Post: Newbie looking for guidance - buy and hold strategy

Tim RobertsPosted
  • Lender
  • Salt Lake City, UT
  • Posts 24
  • Votes 12

@Kyle Sprague, keep reading and keep asking questions.  Your experience with the hotel industry, being a property manager is a great start.  Feel free to reach out if you have additional questions.  I am looking to read several of Brandon's books to gain a different perspective on buy and hold.  My personal goal is to buy 10 properties with in the next 5 years.

Bigger Pockets gives a lot of insights on being a real estate investor.  Looking forward to connecting with as many other real estate investors as possible to learn from and also be a resource in the lending area.  I am always available to answer questions.

Tim

Post: Lending Duty Association

Tim RobertsPosted
  • Lender
  • Salt Lake City, UT
  • Posts 24
  • Votes 12

@Justin Wilson I don't know of any lenders that collect fees up front other than the appraisal. And there are specific rules on how and when a lender can collect the appraisal fee.

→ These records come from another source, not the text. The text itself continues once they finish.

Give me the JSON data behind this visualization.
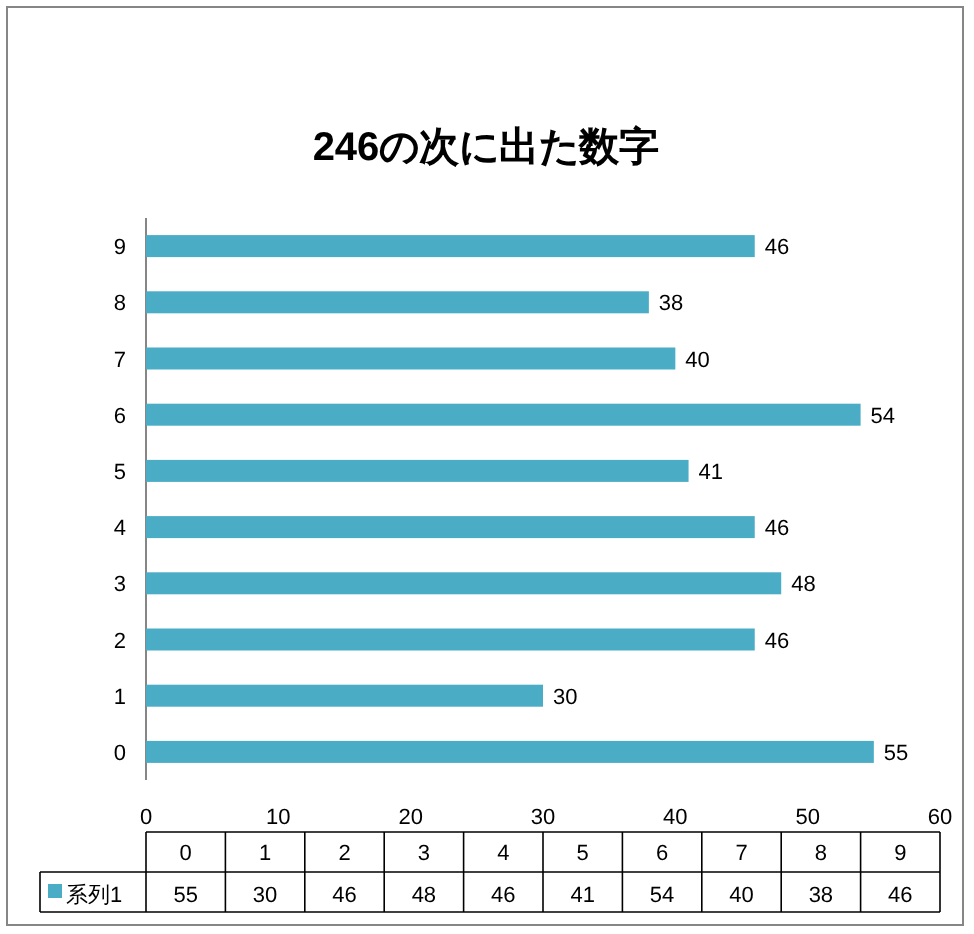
{
  "chart_data": {
    "type": "bar",
    "orientation": "horizontal",
    "title": "246の次に出た数字",
    "categories": [
      "9",
      "8",
      "7",
      "6",
      "5",
      "4",
      "3",
      "2",
      "1",
      "0"
    ],
    "series": [
      {
        "name": "系列1",
        "color": "#4bacc6",
        "values": [
          46,
          38,
          40,
          54,
          41,
          46,
          48,
          46,
          30,
          55
        ]
      }
    ],
    "xlim": [
      0,
      60
    ],
    "xticks": [
      0,
      10,
      20,
      30,
      40,
      50,
      60
    ],
    "data_labels": true,
    "legend": "bottom",
    "annotations": [
      "55",
      "30",
      "46",
      "48",
      "46",
      "41",
      "54",
      "40",
      "38",
      "46"
    ]
  }
}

It is better for you as an investor to be referred to a lender.  Look for investors in your area that have worked with lenders prior and are giving you their contacts.  You still want to do your due diligence and know how you are talking to. Look for experience in building your team; lender, realtor, title escrow, business attorney, CPA, contractor, handyman, and any other advisors you need in building your real estate business.

Tim

Post: Newbie looking for guidance - buy and hold strategy

Tim RobertsPosted
  • Lender
  • Salt Lake City, UT
  • Posts 24
  • Votes 12

Good advice from @Amanda G. and @Brent Paul

@Kyle Sprague what is your expertise?  What do you do for a living?

Experience is key in becoming a real estate investor and dealing with lenders.  A lender makes loans on many different factors.  Going big is not necessarily a bad thing but there are specific rules to lending on properties (1-4 units).  With the Dodd Frank rules most commercial lenders avoid lending on single properties and would refer you to a residential mortgage lender.  The government wants there to be a line between residential and commercial lending if possible.

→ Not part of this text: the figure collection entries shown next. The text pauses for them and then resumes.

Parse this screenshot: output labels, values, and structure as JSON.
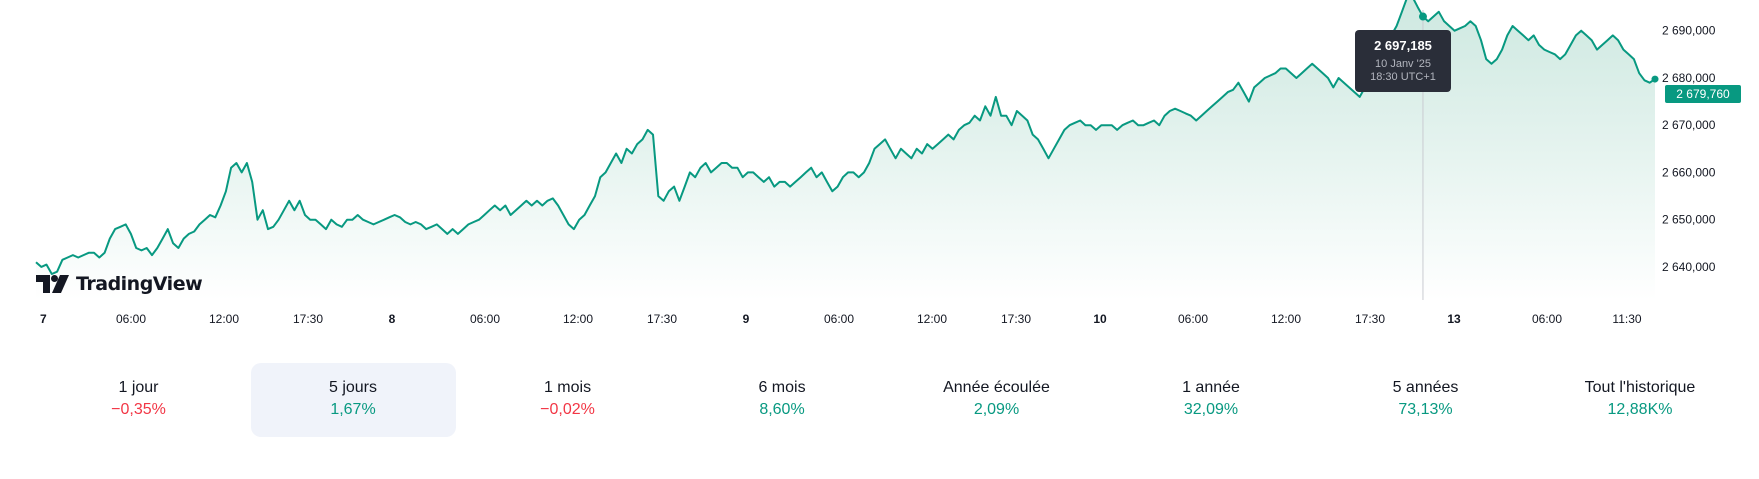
{
  "chart_data": {
    "type": "area",
    "series": [],
    "x_tick_labels": [
      "7",
      "06:00",
      "12:00",
      "17:30",
      "8",
      "06:00",
      "12:00",
      "17:30",
      "9",
      "06:00",
      "12:00",
      "17:30",
      "10",
      "06:00",
      "12:00",
      "17:30",
      "13",
      "06:00",
      "11:30"
    ],
    "x_tick_major": [
      true,
      false,
      false,
      false,
      true,
      false,
      false,
      false,
      true,
      false,
      false,
      false,
      true,
      false,
      false,
      false,
      true,
      false,
      false
    ],
    "y_tick_values": [
      2640000,
      2650000,
      2660000,
      2670000,
      2680000,
      2690000
    ],
    "y_tick_labels": [
      "2 640,000",
      "2 650,000",
      "2 660,000",
      "2 670,000",
      "2 680,000",
      "2 690,000"
    ],
    "ylim": [
      2633000,
      2696500
    ],
    "values": [
      2641,
      2640,
      2640.5,
      2638.5,
      2639,
      2641.5,
      2642,
      2642.5,
      2642,
      2642.5,
      2643,
      2643,
      2642,
      2643,
      2646,
      2648,
      2648.5,
      2649,
      2647,
      2644,
      2643.5,
      2644,
      2642.5,
      2644,
      2646,
      2648,
      2645,
      2644,
      2646,
      2647,
      2647.5,
      2649,
      2650,
      2651,
      2650.5,
      2653,
      2656,
      2661,
      2662,
      2660,
      2662,
      2658,
      2650,
      2652,
      2648,
      2648.5,
      2650,
      2652,
      2654,
      2652,
      2654,
      2651,
      2650,
      2650,
      2649,
      2648,
      2650,
      2649,
      2648.5,
      2650,
      2650,
      2651,
      2650,
      2649.5,
      2649,
      2649.5,
      2650,
      2650.5,
      2651,
      2650.5,
      2649.5,
      2649,
      2649.5,
      2649,
      2648,
      2648.5,
      2649,
      2648,
      2647,
      2648,
      2647,
      2648,
      2649,
      2649.5,
      2650,
      2651,
      2652,
      2653,
      2652,
      2653,
      2651,
      2652,
      2653,
      2654,
      2653,
      2654,
      2653,
      2654,
      2654.5,
      2653,
      2651,
      2649,
      2648,
      2650,
      2651,
      2653,
      2655,
      2659,
      2660,
      2662,
      2664,
      2662,
      2665,
      2664,
      2666,
      2667,
      2669,
      2668,
      2655,
      2654,
      2656,
      2657,
      2654,
      2657,
      2660,
      2659,
      2661,
      2662,
      2660,
      2661,
      2662,
      2662,
      2661,
      2661,
      2659,
      2660,
      2660,
      2659,
      2658,
      2659,
      2657,
      2658,
      2658,
      2657,
      2658,
      2659,
      2660,
      2661,
      2659,
      2660,
      2658,
      2656,
      2657,
      2659,
      2660,
      2660,
      2659,
      2660,
      2662,
      2665,
      2666,
      2667,
      2665,
      2663,
      2665,
      2664,
      2663,
      2665,
      2664,
      2666,
      2665,
      2666,
      2667,
      2668,
      2667,
      2669,
      2670,
      2670.5,
      2672,
      2671,
      2674,
      2672,
      2676,
      2672,
      2672,
      2670,
      2673,
      2672,
      2671,
      2668,
      2667,
      2665,
      2663,
      2665,
      2667,
      2669,
      2670,
      2670.5,
      2671,
      2670,
      2670,
      2669,
      2670,
      2670,
      2670,
      2669,
      2670,
      2670.5,
      2671,
      2670,
      2670,
      2670.5,
      2671,
      2670,
      2672,
      2673,
      2673.5,
      2673,
      2672.5,
      2672,
      2671,
      2672,
      2673,
      2674,
      2675,
      2676,
      2677,
      2677.5,
      2679,
      2677,
      2675,
      2678,
      2679,
      2680,
      2680.5,
      2681,
      2682,
      2682,
      2681,
      2680,
      2681,
      2682,
      2683,
      2682,
      2681,
      2680,
      2678,
      2680,
      2679,
      2678,
      2677,
      2676,
      2678,
      2681,
      2684,
      2686,
      2687,
      2689,
      2691,
      2694,
      2697,
      2697.185,
      2695,
      2693,
      2692,
      2693,
      2694,
      2692,
      2691,
      2690,
      2690.5,
      2691,
      2692,
      2691,
      2688,
      2684,
      2683,
      2684,
      2686,
      2689,
      2691,
      2690,
      2689,
      2688,
      2689,
      2687,
      2686,
      2685.5,
      2685,
      2684,
      2685,
      2687,
      2689,
      2690,
      2689,
      2688,
      2686,
      2687,
      2688,
      2689,
      2688,
      2686,
      2685,
      2684,
      2681,
      2679.5,
      2679,
      2679.76
    ],
    "values_unit": "thousands",
    "last_value_label": "2 679,760",
    "color": "#089981",
    "fill_top": "#c8e6dd",
    "fill_bottom": "#ffffff",
    "crosshair_index": 263,
    "grid": false
  },
  "tooltip": {
    "value": "2 697,185",
    "date": "10 Janv '25",
    "time": "18:30 UTC+1"
  },
  "brand": {
    "logo_text": "TradingView",
    "icon": "tradingview-logo-icon"
  },
  "periods": [
    {
      "label": "1 jour",
      "change": "−0,35%",
      "direction": "down",
      "selected": false
    },
    {
      "label": "5 jours",
      "change": "1,67%",
      "direction": "up",
      "selected": true
    },
    {
      "label": "1 mois",
      "change": "−0,02%",
      "direction": "down",
      "selected": false
    },
    {
      "label": "6 mois",
      "change": "8,60%",
      "direction": "up",
      "selected": false
    },
    {
      "label": "Année écoulée",
      "change": "2,09%",
      "direction": "up",
      "selected": false
    },
    {
      "label": "1 année",
      "change": "32,09%",
      "direction": "up",
      "selected": false
    },
    {
      "label": "5 années",
      "change": "73,13%",
      "direction": "up",
      "selected": false
    },
    {
      "label": "Tout l'historique",
      "change": "12,88K%",
      "direction": "up",
      "selected": false
    }
  ],
  "colors": {
    "positive": "#089981",
    "negative": "#f23645",
    "selected_bg": "#f0f3fa",
    "tooltip_bg": "#2a2e39"
  }
}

You can own up to 10 individual financed properties through a residential lender.  This is Freddie/Fannie guideline.  A residential loan looks at your stability, qualifying income, credit, debt ratio, and loan structure come into play.

Starting in the residential arena is a little easier because if you have stability, good credit, and your debt ratio (45% of income covers your credit debt) then it comes down to the property, appraised value, and down payment (20%-25%).  A residential lender can use a factor of market rents to cover your new purchase.  That means I can qualify you on someone else making the payment on the investment property.  Buying one property is not a bad way to go initially.  Then two and three... Yes, it starts small and feels slow but I have investors that I work with that have their 10 properties in 5-7 years.  We can talk about how if you are interested...

Once you have one or two individual properties, and you can show a commercial lender you have real estate investment experience you could look to "go big" and buy a portfolio.  You still may get push back but what a lender is looking for is if you can qualify for the 10 properties dark.  Dark means can your W2 income cover all of your credit debts plus this investment portfolio you want to buy.  Commercial lenders still look at the rents and coverage but if you are a new borrower they will want more cash down or shorter terms to limit the lenders risk.

Lending terms on commercial lending are different than residential lending.  You usually need 25% down at higher interest rates than residential (maybe 1-1.5% higher) and the amortized payments are cut to 20-25 year terms.  Rates are based on 5 year terms, and most often you will have a 10 year balloon.  You also will not cash flow as well unless you have a lot of equity in the new purchase.

It really comes down to what your experience is, what you do for a living, and what your investment strategy might be.

How did you come to the decision to become a real estate investor?